To calculate a two-sided p-value, we need to find

\[ \begin{align} 2 \cdot \min(P(B \ge 3), P(B \le 3)) = 2 \cdot \min(1 - P(B \le 2), P(B \le 3)) \end{align} \]

To do this we need to c.d.f. of a binomial random variable:

```
library(distributions3)
<- Binomial(n, 0.5)
X 2 * min(cdf(X, b), 1 - cdf(X, b - 1))
#> [1] 0.1459961
```

In practice computing the c.d.f. of binomial random variables is rather tedious and there aren’t great shortcuts for small samples. If you got a question like this on an exam, you’d want to use the binomial p.m.f. repeatedly, like this:

\[ \begin{align} P(B \le 3) &= P(B = 0) + P(B = 1) + P(B = 2) + P(B = 3) \\ &= \binom{12}{0} 0.5^0 0.5^12 + \binom{12}{1} 0.5^1 0.5^11 + \binom{12}{2} 0.5^2 0.5^10 + \binom{12}{3} 0.5^3 0.5^9 \end{align} \]

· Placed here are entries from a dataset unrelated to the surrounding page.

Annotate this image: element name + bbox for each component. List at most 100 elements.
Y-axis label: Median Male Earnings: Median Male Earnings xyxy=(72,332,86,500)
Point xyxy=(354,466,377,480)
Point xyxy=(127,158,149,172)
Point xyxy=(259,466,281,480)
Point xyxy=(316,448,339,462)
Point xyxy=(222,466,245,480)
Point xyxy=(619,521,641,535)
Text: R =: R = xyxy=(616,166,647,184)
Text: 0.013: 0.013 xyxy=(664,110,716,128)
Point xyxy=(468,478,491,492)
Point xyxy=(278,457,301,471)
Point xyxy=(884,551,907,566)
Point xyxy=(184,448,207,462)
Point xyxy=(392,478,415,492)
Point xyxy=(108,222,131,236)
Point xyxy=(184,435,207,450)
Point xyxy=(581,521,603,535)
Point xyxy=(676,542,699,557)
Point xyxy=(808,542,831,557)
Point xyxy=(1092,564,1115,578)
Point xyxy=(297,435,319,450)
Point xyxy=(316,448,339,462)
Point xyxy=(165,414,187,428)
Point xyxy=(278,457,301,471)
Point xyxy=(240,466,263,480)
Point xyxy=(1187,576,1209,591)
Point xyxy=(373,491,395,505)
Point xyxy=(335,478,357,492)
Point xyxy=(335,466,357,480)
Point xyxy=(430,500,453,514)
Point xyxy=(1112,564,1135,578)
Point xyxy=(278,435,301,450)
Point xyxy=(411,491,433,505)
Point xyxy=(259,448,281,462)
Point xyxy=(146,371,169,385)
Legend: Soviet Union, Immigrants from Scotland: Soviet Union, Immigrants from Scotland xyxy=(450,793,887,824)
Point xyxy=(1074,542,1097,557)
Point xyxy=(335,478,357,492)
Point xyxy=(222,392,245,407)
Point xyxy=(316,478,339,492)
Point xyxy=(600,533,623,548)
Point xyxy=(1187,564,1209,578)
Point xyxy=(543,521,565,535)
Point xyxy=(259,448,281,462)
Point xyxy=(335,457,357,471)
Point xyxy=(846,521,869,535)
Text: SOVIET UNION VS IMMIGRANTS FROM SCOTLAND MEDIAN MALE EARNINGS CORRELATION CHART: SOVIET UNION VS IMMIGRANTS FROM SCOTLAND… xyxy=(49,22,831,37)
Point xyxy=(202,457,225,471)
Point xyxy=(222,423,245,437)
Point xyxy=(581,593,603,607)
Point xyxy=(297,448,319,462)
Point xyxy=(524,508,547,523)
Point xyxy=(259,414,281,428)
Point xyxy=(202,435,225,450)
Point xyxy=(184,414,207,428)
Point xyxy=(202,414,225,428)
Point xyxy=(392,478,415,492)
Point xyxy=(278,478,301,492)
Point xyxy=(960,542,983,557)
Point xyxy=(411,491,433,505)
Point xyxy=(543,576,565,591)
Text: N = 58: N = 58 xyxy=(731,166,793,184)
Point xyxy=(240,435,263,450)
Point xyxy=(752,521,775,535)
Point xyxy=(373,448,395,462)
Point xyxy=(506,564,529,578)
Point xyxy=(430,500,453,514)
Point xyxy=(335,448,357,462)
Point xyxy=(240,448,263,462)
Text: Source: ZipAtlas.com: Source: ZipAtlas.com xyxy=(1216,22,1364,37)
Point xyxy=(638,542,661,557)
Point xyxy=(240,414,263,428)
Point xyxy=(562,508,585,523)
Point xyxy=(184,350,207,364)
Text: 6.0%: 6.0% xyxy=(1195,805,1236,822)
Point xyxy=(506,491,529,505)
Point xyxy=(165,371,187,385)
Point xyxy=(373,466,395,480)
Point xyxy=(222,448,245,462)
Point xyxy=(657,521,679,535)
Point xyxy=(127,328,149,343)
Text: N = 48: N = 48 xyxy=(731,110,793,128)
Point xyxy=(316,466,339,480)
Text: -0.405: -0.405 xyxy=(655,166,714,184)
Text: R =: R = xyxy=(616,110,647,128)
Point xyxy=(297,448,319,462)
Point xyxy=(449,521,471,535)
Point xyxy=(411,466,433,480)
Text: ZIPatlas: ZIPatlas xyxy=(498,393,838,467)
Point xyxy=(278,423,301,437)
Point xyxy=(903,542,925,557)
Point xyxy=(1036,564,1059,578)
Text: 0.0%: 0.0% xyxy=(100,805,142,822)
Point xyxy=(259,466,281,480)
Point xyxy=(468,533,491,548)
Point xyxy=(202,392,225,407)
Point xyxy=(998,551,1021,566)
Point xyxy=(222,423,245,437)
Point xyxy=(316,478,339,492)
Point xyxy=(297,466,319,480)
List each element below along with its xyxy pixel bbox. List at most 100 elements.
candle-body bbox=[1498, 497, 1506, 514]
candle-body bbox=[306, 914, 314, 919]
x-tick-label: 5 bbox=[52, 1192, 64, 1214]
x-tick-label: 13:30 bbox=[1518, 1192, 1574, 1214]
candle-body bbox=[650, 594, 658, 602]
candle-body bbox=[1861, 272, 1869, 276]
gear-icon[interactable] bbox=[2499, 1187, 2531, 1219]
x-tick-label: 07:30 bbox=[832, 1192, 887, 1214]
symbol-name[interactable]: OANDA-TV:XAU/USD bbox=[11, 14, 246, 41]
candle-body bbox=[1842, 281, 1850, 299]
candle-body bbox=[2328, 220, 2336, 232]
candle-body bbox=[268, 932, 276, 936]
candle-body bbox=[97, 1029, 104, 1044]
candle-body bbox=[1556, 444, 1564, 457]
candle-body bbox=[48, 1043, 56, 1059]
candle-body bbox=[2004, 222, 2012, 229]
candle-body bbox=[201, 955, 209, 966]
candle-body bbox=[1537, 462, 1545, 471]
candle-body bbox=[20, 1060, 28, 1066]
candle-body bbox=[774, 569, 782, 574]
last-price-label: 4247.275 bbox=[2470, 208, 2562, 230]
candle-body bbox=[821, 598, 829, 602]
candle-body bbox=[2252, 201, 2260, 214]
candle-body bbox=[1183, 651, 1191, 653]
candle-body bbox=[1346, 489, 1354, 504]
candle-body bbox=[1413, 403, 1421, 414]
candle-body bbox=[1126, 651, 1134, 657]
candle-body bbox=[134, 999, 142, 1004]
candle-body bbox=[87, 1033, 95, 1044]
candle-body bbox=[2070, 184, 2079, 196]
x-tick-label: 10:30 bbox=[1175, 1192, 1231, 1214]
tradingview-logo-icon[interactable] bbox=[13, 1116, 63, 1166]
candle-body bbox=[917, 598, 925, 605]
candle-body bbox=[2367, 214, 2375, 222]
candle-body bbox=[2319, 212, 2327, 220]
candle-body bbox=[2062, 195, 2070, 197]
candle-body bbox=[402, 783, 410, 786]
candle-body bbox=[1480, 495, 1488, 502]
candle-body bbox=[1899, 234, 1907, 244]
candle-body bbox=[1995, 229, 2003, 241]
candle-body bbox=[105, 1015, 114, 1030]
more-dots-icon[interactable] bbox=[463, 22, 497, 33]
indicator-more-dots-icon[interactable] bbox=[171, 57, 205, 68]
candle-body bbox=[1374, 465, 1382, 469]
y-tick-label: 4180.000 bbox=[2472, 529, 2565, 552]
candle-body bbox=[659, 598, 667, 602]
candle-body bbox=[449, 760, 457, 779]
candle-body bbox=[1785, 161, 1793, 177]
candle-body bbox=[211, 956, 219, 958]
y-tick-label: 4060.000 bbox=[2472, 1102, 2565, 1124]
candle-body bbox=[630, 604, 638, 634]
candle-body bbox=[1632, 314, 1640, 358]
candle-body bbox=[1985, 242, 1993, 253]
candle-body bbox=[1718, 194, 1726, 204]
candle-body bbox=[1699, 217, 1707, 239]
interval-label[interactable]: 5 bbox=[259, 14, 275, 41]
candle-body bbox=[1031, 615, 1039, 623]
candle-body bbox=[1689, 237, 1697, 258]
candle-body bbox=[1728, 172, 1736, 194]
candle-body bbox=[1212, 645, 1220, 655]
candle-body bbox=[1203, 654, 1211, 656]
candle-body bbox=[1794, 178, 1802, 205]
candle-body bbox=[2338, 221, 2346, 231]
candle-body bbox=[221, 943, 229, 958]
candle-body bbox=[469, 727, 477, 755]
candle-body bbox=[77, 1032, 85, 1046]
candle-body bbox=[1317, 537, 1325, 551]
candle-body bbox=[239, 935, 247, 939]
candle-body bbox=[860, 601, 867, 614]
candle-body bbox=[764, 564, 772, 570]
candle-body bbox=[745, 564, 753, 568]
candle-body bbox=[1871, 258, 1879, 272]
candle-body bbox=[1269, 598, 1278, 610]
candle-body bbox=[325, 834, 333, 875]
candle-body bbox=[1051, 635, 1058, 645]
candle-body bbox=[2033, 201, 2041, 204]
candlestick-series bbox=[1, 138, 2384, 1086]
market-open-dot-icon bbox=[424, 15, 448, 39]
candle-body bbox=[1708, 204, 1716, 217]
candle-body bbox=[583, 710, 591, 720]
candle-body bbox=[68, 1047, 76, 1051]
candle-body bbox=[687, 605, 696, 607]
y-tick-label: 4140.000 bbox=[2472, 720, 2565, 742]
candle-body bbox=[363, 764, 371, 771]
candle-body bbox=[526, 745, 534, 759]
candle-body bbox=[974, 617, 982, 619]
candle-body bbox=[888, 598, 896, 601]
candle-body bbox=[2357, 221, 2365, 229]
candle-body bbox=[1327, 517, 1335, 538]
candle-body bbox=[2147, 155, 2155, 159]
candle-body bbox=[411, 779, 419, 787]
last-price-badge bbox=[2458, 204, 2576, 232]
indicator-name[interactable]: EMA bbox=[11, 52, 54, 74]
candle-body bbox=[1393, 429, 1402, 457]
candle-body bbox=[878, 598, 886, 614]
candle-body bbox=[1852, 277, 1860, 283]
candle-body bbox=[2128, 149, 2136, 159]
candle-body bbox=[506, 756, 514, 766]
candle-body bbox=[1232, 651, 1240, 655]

Finally, sometimes we are interest in one sided sign tests. For the test

\[ \begin{align} H_0: m \le 3 \qquad H_A: m > 3 \end{align} \]

the p-value is given by

\[ P(B > 3) = 1 - P(B \le 2) \]

which we calculate with

```
1 - cdf(X, b - 1)
#> [1] 0.9807129
```

For the test

\[ H_0: m \ge 3 \qquad H_A: m < 3 \]

the p-value is given by

\[ P(B < 3) \]

which we calculate with

```
cdf(X, b)
#> [1] 0.07299805
```

To verify results we can use the `binom.test()`

from base
R. The `x`

argument gets the value of \(B\), `n`

the value of \(N\), and `p = 0.5`

for a test of
the median.

That is, for \(H_0 : m = 3\) we would use

```
binom.test(3, n = 12, p = 0.5)
#>
#> Exact binomial test
#>
#> data: 3 and 12
#> number of successes = 3, number of trials = 12, p-value = 0.146
#> alternative hypothesis: true probability of success is not equal to 0.5
#> 95 percent confidence interval:
#> 0.05486064 0.57185846
#> sample estimates:
#> probability of success
#> 0.25
```

For \(H_0 : m \le 3\)

```
binom.test(3, n = 12, p = 0.5, alternative = "greater")
#>
#> Exact binomial test
#>
#> data: 3 and 12
#> number of successes = 3, number of trials = 12, p-value = 0.9807
#> alternative hypothesis: true probability of success is greater than 0.5
#> 95 percent confidence interval:
#> 0.07187026 1.00000000
#> sample estimates:
#> probability of success
#> 0.25
```

For \(H_0 : m \ge 3\)

```
binom.test(3, n = 12, p = 0.5, alternative = "less")
#>
#> Exact binomial test
#>
#> data: 3 and 12
#> number of successes = 3, number of trials = 12, p-value = 0.073
#> alternative hypothesis: true probability of success is less than 0.5
#> 95 percent confidence interval:
#> 0.0000000 0.5273266
#> sample estimates:
#> probability of success
#> 0.25
```

All of these results agree with our manual computations, which is reassuring.